Elizabeth Warren has played hard to get on the issue of her supposed Cherokee ancestry.

Warren only admits to information after someone has the documents to prove her story wrong, and then her story changes.  She originally denied having any idea why Harvard touted her as Native American, and denied using that supposed status professionally.

Yet drip by drip, documents have been uncovered, and Warren drip by drip admits a little more while doing everything to avoid answering questions.

We now know that starting in 1986 Warren filled out forms for a faculty law directory as “Native American“ putting her on a relatively short list of “Minority Law Teachers.”  Her explanation of why she did it, to meet others like her, didn’t hold up.

We now know (because Warren finally admitted it last night after The Boston Globe found more documents) that Warren told her prior employer, U. Penn.

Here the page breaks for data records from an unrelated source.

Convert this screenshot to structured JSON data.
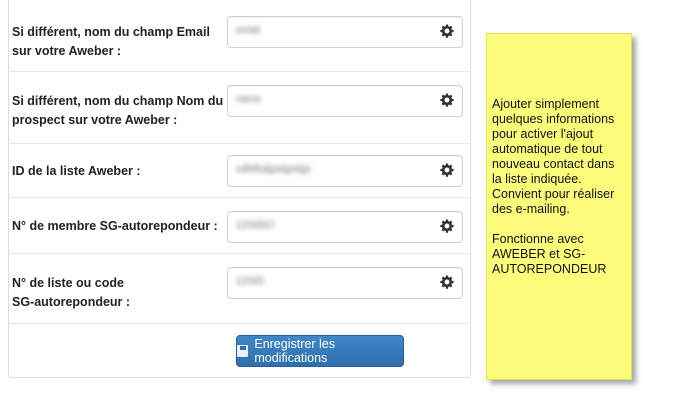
{
  "form": {
    "fields": [
      {
        "label": "Si différent, nom du champ Email\nsur votre Aweber :",
        "value": "email"
      },
      {
        "label": "Si différent, nom du champ Nom du\nprospect sur votre Aweber :",
        "value": "name"
      },
      {
        "label": "ID de la liste Aweber :",
        "value": "sdfdfsdgsdgsdgs"
      },
      {
        "label": "N° de membre SG-autorepondeur :",
        "value": "1234567"
      },
      {
        "label": "N° de liste ou code\nSG-autorepondeur :",
        "value": "12345"
      }
    ],
    "submit_label": "Enregistrer les modifications"
  },
  "note": {
    "paragraph1": "Ajouter simplement quelques informations pour activer l'ajout automatique de tout nouveau contact dans la liste indiquée. Convient pour réaliser des e-mailing.",
    "paragraph2": "Fonctionne avec AWEBER et SG-AUTOREPONDEUR"
  },
  "colors": {
    "button": "#337ab7",
    "note_background": "#fdfd7c"
  }
}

Law, that she was Native American and that Penn reported it that way for federal filings.

We now know that in its Spring 1993 issue (which would have been prepared substantially before that), during Warren’s 1992-1993 “visiting” year at Harvard, the Harvard Women’s Law Journal listed Warren on a relatively short list of Women of Color in Legal Academia.

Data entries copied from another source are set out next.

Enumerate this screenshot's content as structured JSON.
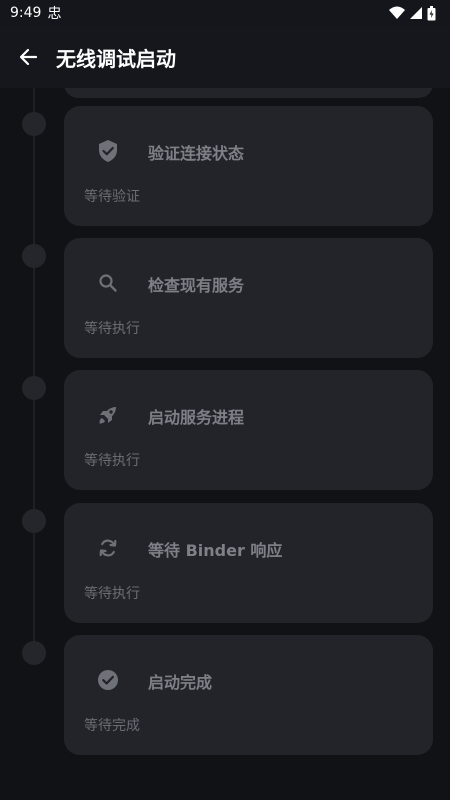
{
  "status_bar": {
    "time": "9:49",
    "app_glyph": "忠"
  },
  "app_bar": {
    "title": "无线调试启动",
    "back_icon": "arrow-back-icon"
  },
  "steps": [
    {
      "icon": "shield-check-icon",
      "title": "验证连接状态",
      "status": "等待验证"
    },
    {
      "icon": "search-icon",
      "title": "检查现有服务",
      "status": "等待执行"
    },
    {
      "icon": "rocket-icon",
      "title": "启动服务进程",
      "status": "等待执行"
    },
    {
      "icon": "sync-icon",
      "title": "等待 Binder 响应",
      "status": "等待执行"
    },
    {
      "icon": "check-circle-icon",
      "title": "启动完成",
      "status": "等待完成"
    }
  ],
  "colors": {
    "background": "#111215",
    "card": "#23242a",
    "icon": "#6f7178"
  }
}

We now know (again last night after The Globe found documents) that Warren was listed for the 1992-1993 academic year as Native American in Harvard Law federal filings.

We now know that all these federal filings were false.  There is no evidence that Elizabeth Warren is Native American, and substantial evidence she is not.

Making a false federal filing potentially was a crime.  18 U.S. Code § 1001 as it existed prior to 1996 revisions provided:

“Whoever, in any matter within the jurisdiction of any department or agency of the United States knowingly and willfully falsifies, conceals or covers up by any trick, scheme, or device a material fact, or makes any false, fictitious or fraudulent statements or representations, or makes or uses any false writing or document knowing the same to contain any false, fictitious or fraudulent statement or entry, shall be fined under this title or imprisoned not more than five years, or both.”

The statute since 1996 has provided:

(a) Except as otherwise provided in this section, whoever, in any matter within the jurisdiction of the executive, legislative, or judicial branch of the Government of the United States, knowingly and willfully–

(1) falsifies, conceals, or covers up by any trick, scheme, or device a material fact;

(2) makes any materially false, fictitious, or fraudulent statement or representation; or

(3) makes or uses any false writing or document knowing the same to contain any materially false, fictitious, or fraudulent statement or entry;

shall be fined under this title, imprisoned not more than 5 years or, if the offense involves international or domestic terrorism (as defined in section 2331), imprisoned not more than 8 years, or both. If the matter relates to an offense under chapter 109A, 109B, 110, or 117, or section 1591, then the term of imprisonment imposed under this section shall be not more than 8 years.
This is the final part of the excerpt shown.